Why I Chose This Approach:

At first, I considered using local Whisper and Ollama. However, local speech-to-text often needs extra dependencies like FFmpeg, and local LLM setup can be harder to manage across devices.

To make the project easier to run and more deployment-friendly, I used:

  1. Groq for fast speech transcription
  2. OpenRouter for reasoning, summarization, chat, and code generation

This made the system more stable and portable.

Main Challenges:

One challenge was intent classification.
For example, a command like:

“Create a Python file with a retry function”

was initially classified as create_file instead of write_code.

I fixed this by improving the classifier prompt and making the intent rules more explicit.

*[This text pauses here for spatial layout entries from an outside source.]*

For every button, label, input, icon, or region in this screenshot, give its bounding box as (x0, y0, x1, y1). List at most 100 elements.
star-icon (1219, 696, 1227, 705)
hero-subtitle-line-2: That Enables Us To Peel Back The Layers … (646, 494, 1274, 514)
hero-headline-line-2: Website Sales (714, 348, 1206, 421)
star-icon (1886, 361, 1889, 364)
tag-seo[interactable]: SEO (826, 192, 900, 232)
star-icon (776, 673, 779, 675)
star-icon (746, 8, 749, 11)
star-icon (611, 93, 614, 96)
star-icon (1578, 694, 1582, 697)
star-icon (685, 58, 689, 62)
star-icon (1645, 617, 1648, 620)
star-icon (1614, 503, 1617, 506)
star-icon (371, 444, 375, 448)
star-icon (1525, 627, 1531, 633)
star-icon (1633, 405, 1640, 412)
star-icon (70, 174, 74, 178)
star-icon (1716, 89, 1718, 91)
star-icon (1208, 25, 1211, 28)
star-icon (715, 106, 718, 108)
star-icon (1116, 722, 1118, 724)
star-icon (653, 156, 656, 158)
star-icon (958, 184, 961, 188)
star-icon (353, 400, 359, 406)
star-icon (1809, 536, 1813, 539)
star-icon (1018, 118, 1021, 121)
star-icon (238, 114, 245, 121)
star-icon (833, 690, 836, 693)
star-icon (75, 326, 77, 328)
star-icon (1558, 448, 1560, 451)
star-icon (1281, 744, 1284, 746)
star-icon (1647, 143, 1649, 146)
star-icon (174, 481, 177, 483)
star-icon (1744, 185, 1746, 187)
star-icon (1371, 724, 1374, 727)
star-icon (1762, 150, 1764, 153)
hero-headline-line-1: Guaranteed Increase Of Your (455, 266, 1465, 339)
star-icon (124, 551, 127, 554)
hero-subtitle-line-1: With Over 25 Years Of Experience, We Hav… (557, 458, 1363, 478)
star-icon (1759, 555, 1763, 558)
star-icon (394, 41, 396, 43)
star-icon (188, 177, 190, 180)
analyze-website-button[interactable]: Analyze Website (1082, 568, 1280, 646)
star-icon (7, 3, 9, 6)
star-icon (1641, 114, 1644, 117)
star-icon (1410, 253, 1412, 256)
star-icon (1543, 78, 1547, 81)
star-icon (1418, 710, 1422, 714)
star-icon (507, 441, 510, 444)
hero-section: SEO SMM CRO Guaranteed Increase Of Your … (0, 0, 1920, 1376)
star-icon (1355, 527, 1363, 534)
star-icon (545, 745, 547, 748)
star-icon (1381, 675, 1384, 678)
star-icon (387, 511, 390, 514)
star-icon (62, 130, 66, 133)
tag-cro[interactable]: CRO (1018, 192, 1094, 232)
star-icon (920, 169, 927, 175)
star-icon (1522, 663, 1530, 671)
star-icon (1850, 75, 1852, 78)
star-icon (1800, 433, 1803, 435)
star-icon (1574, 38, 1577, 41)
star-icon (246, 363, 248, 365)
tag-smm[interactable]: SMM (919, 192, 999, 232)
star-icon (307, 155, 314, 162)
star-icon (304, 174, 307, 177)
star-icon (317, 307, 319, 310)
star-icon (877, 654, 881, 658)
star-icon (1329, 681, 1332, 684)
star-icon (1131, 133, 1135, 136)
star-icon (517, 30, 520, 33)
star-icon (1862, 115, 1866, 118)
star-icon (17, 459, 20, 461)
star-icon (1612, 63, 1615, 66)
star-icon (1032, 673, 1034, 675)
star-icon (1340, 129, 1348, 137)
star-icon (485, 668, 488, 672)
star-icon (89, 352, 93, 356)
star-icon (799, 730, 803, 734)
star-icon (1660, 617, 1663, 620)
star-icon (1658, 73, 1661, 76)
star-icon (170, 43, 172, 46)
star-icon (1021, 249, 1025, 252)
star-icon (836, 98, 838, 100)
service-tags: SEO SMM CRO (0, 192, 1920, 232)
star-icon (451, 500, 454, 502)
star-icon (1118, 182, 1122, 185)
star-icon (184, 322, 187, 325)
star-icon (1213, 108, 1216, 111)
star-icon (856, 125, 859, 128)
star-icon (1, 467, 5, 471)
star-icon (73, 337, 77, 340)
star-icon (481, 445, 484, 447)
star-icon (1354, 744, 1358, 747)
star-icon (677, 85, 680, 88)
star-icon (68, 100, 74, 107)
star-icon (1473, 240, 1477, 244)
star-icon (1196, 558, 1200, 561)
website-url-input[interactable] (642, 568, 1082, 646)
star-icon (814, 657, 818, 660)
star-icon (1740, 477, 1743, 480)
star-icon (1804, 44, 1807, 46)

Another issue was handling API keys securely. I solved that by using a .env file and excluding it from GitHub with .gitignore.

What I Learned:

This project taught me that building an AI agent is not just about calling a model. The real work is in:

  1. handling inputs properly
  2. structuring model outputs
  3. routing actions safely
  4. building a clear interface for users

I also learned how much prompt design matters. A small prompt change can significantly improve the quality of intent detection.

Conclusion:

This project was a practical way to combine speech recognition, intent understanding, local tool execution, and UI design into one application.

Using Groq, OpenRouter, and Streamlit, I built a voice-controlled AI agent that can listen, understand, and act on user commands in a safe and structured way.